Elon Musk has named a new chief executive of Twitter, just over six months after his controversial takeover of the social media company.
The billionaire said Linda Yaccarino, the former head of advertising at NBCUniversal, would oversee business operations at the site, which has been struggling to make money.
He said she would start in six weeks.
Mr Musk will remain involved as executive chairman and chief technology officer.
"Looking forward to working with Linda to transform this platform into X, the everything app," he wrote on Twitter, confirming the decision a day after he had stoked speculation by writing that he had found a new boss without revealing their identity.
Mr Musk - who bought the social media platform last year for $44bn - had been under pressure to find someone else to lead the company and refocus his attention on his other businesses, which include electric carmaker Tesla and rocket firm SpaceX.
With fewer than 10% of Fortune 500 tech companies headed by women, Ms Yaccarino will become that rare example of a woman at the top of a major tech firm, after rising steadily through the ranks of some of America's biggest media companies.
Who is Linda Yaccarino?
Ms Yaccarino was raised in an Italian-American family, with a father who was a police officer and a mother who never went to college.
After graduating from Penn State, she worked at Turner Entertainment for 15 years before joining NBCUniversal, where she oversaw roughly 2,000 people, and was involved with the launch of its streaming service.
Her work has been marked by close collaborations with big brands, finding opportunities for product placement and convincing them to advertise alongside television shows - even ones with a reputation for edgy content, such as Sex and the City when it first launched.
She has also built relationships in new media with the likes of Apple News, Snapchat and YouTube.
A 2005 profile in an industry publication portrayed her as a busy, married mother-of-two children, then aged 13 and 9.
"I have absolutely no hobbies," she said at the time.
Business Insider's Claire Atkinson has followed Ms Yaccarino's career for two decades and said her background in advertising could help Twitter, which has seen its ad sales drop sharply since Mr Musk's takeover.
"If Twitter are looking to monetise better than they have been, then that would be the place to start and Linda would be the ideal person to make that happen," the chief media correspondent said.
"She's the kind of person that I can imagine Elon Musk needs," Ms Atkinson added. "She won't be rolled over."
Indeed, her negotiating style within the industry earned her the nickname the "velvet hammer", according to the Wall Street Journal in 2012.
Ms Yaccarino will face the challenge of running a business that has struggled to be profitable, while facing intense scrutiny over how Twitter handles the spread of misinformation and manages hate speech.
When Mr Musk first started discussing his plans for Twitter last year, he said he wanted to reduce the platform's reliance on advertising and make changes to the way it moderated content.
He also said he wanted to expand the site's functions to include payments, encrypted messaging and phone calls, turning it into something he called X.

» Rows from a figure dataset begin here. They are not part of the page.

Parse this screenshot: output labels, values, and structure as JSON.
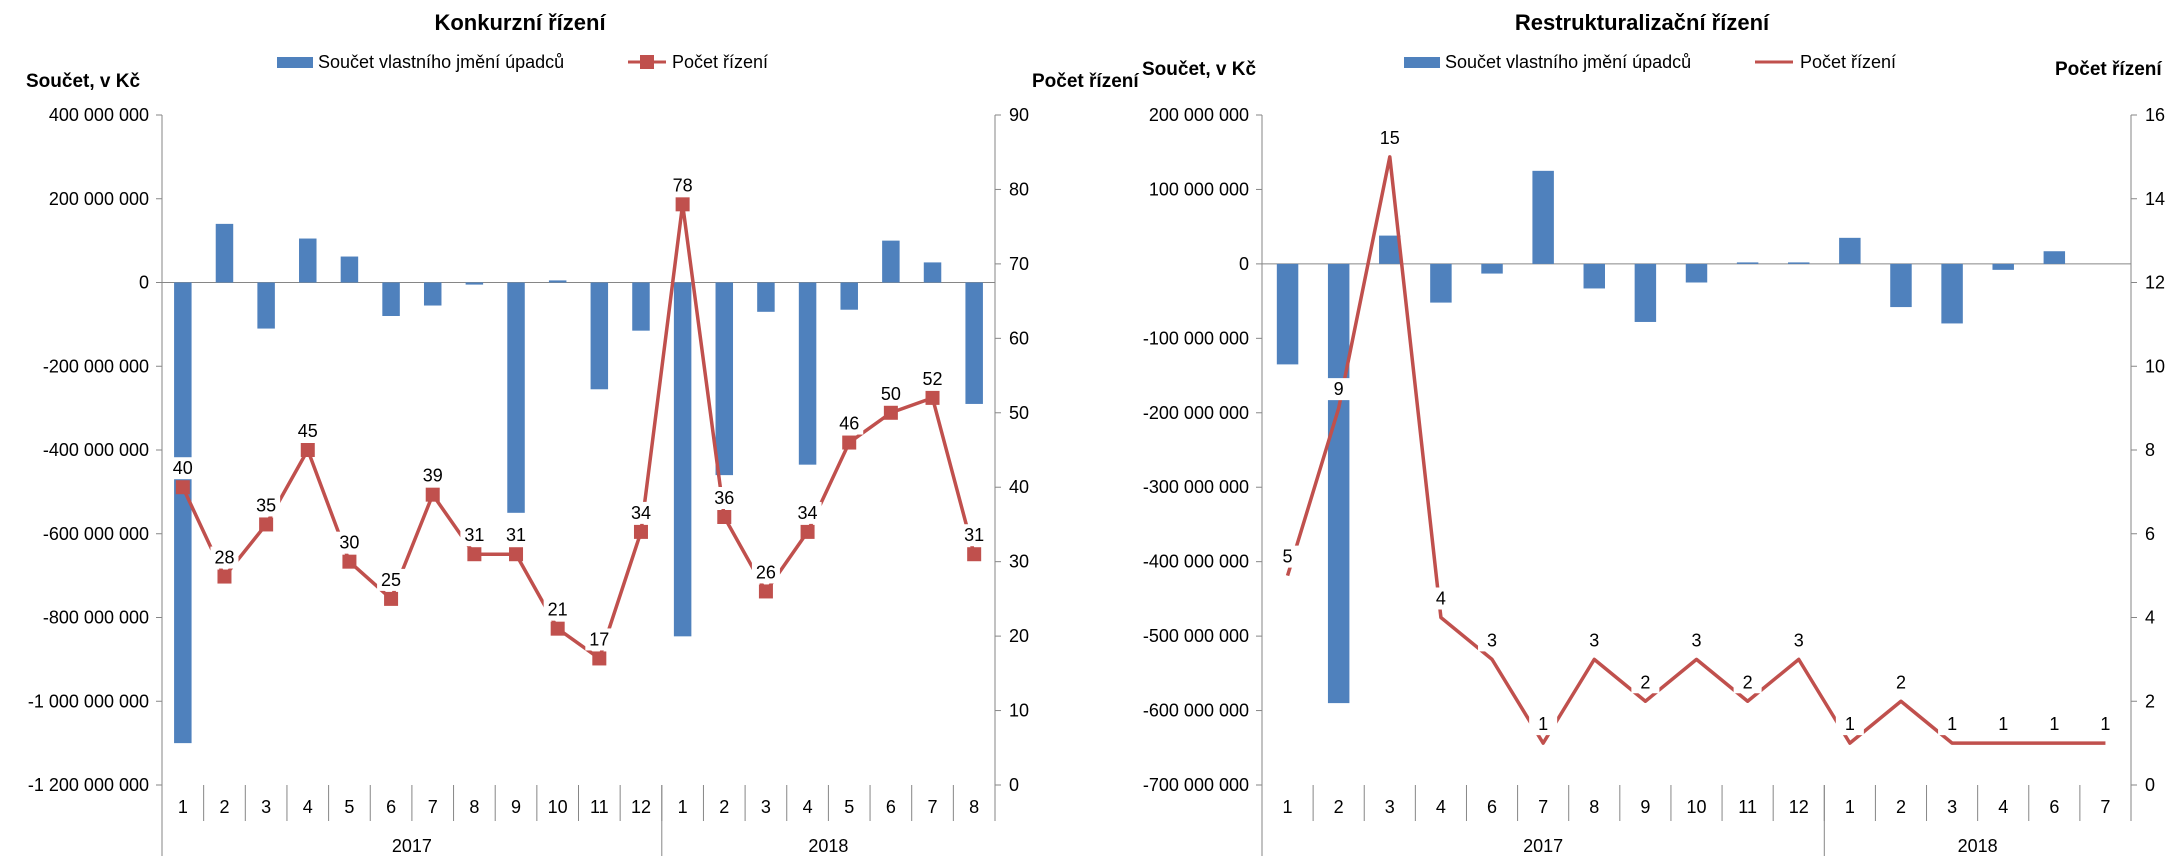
{
  "chart_data": [
    {
      "type": "bar",
      "title": "Konkurzní řízení",
      "ylabel_left": "Součet, v Kč",
      "ylabel_right": "Počet řízení",
      "ylim_left": [
        -1200000000,
        400000000
      ],
      "left_ticks": [
        "400 000 000",
        "200 000 000",
        "0",
        "-200 000 000",
        "-400 000 000",
        "-600 000 000",
        "-800 000 000",
        "-1 000 000 000",
        "-1 200 000 000"
      ],
      "ylim_right": [
        0,
        90
      ],
      "right_ticks": [
        "90",
        "80",
        "70",
        "60",
        "50",
        "40",
        "30",
        "20",
        "10",
        "0"
      ],
      "categories": [
        "1",
        "2",
        "3",
        "4",
        "5",
        "6",
        "7",
        "8",
        "9",
        "10",
        "11",
        "12",
        "1",
        "2",
        "3",
        "4",
        "5",
        "6",
        "7",
        "8"
      ],
      "years": [
        {
          "label": "2017",
          "count": 12
        },
        {
          "label": "2018",
          "count": 8
        }
      ],
      "legend_position": "top",
      "grid": false,
      "series": [
        {
          "name": "Součet vlastního jmění úpadců",
          "kind": "bar",
          "axis": "left",
          "color": "#4F81BD",
          "values": [
            -1100000000,
            140000000,
            -110000000,
            105000000,
            62000000,
            -80000000,
            -55000000,
            -5000000,
            -550000000,
            5000000,
            -255000000,
            -115000000,
            -845000000,
            -460000000,
            -70000000,
            -435000000,
            -65000000,
            100000000,
            48000000,
            -290000000
          ]
        },
        {
          "name": "Počet řízení",
          "kind": "line-marker",
          "axis": "right",
          "color": "#C0504D",
          "values": [
            40,
            28,
            35,
            45,
            30,
            25,
            39,
            31,
            31,
            21,
            17,
            34,
            78,
            36,
            26,
            34,
            46,
            50,
            52,
            31
          ]
        }
      ]
    },
    {
      "type": "bar",
      "title": "Restrukturalizační řízení",
      "ylabel_left": "Součet, v Kč",
      "ylabel_right": "Počet řízení",
      "ylim_left": [
        -700000000,
        200000000
      ],
      "left_ticks": [
        "200 000 000",
        "100 000 000",
        "0",
        "-100 000 000",
        "-200 000 000",
        "-300 000 000",
        "-400 000 000",
        "-500 000 000",
        "-600 000 000",
        "-700 000 000"
      ],
      "ylim_right": [
        0,
        16
      ],
      "right_ticks": [
        "16",
        "14",
        "12",
        "10",
        "8",
        "6",
        "4",
        "2",
        "0"
      ],
      "categories": [
        "1",
        "2",
        "3",
        "4",
        "6",
        "7",
        "8",
        "9",
        "10",
        "11",
        "12",
        "1",
        "2",
        "3",
        "4",
        "6",
        "7"
      ],
      "years": [
        {
          "label": "2017",
          "count": 11
        },
        {
          "label": "2018",
          "count": 6
        }
      ],
      "legend_position": "top",
      "grid": false,
      "series": [
        {
          "name": "Součet vlastního jmění úpadců",
          "kind": "bar",
          "axis": "left",
          "color": "#4F81BD",
          "values": [
            -135000000,
            -590000000,
            38000000,
            -52000000,
            -13000000,
            125000000,
            -33000000,
            -78000000,
            -25000000,
            2000000,
            2000000,
            35000000,
            -58000000,
            -80000000,
            -8000000,
            17000000,
            0
          ]
        },
        {
          "name": "Počet řízení",
          "kind": "line",
          "axis": "right",
          "color": "#C0504D",
          "values": [
            5,
            9,
            15,
            4,
            3,
            1,
            3,
            2,
            3,
            2,
            3,
            1,
            2,
            1,
            1,
            1,
            1
          ]
        }
      ]
    }
  ]
}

But Mr Musk courted controversy when he fired thousands of staff upon his takeover, including people who had been tasked with dealing with abusive posts.
He also overhauled the way the service authenticates accounts, charging for blue ticks in a move critics said would facilitate the spread of misinformation.
Some of the changes raised concerns among advertisers, worried about risks to their brands, who subsequently halted spending on the site.
Mr Musk has acknowledged "massive" declines in revenue, though he told the BBC last month that companies were returning.
At an advertising conference last month Ms Yaccarino interviewed Mr Musk and pressed him on what he was doing to reassure firms that their brands would not be exposed to risk.
"The people in this room are your accelerated path to profitability," she said. "But there's a decent bit of sceptics in the room."
There has also been some instant scepticism at Ms Yaccarino's appointment on social media, where many were looking for clues to her politics, which reportedly lean conservative.
Her work for the World Economic Forum, an organisation viewed negatively as "globalist" by those on the right, has not been well-received in some quarters along with her role in a coronavirus vaccination campaign featuring Pope Francis.
Others on the left have questioned her political involvement in a White House sports, fitness and nutrition council under former President Donald Trump.
Mr Musk, who has also put women in senior positions at SpaceX and Tesla, is known to be a notoriously unpredictable and demanding boss.
Even the announcement unfolded in an unusual manner, after media reports sparked by Mr Musk's post that identified Ms Yaccarino appeared to catch her bosses at NBCUniversal off guard.
As of mid-Friday in the US, Ms Yaccarino had still not commented publicly on the move.
Industry watchers will be curious to see how the relationship develops between the New Yorker and the until now hands-on Mr Musk.
Ms Atkinson said the two Twitter executives would be facing "difficult conversations" about how to handle moderation, especially with the 2024 presidential election approaching in the US.
"How long Linda can last under these tricky management situations is anyone's guess," Ms Atkinson said.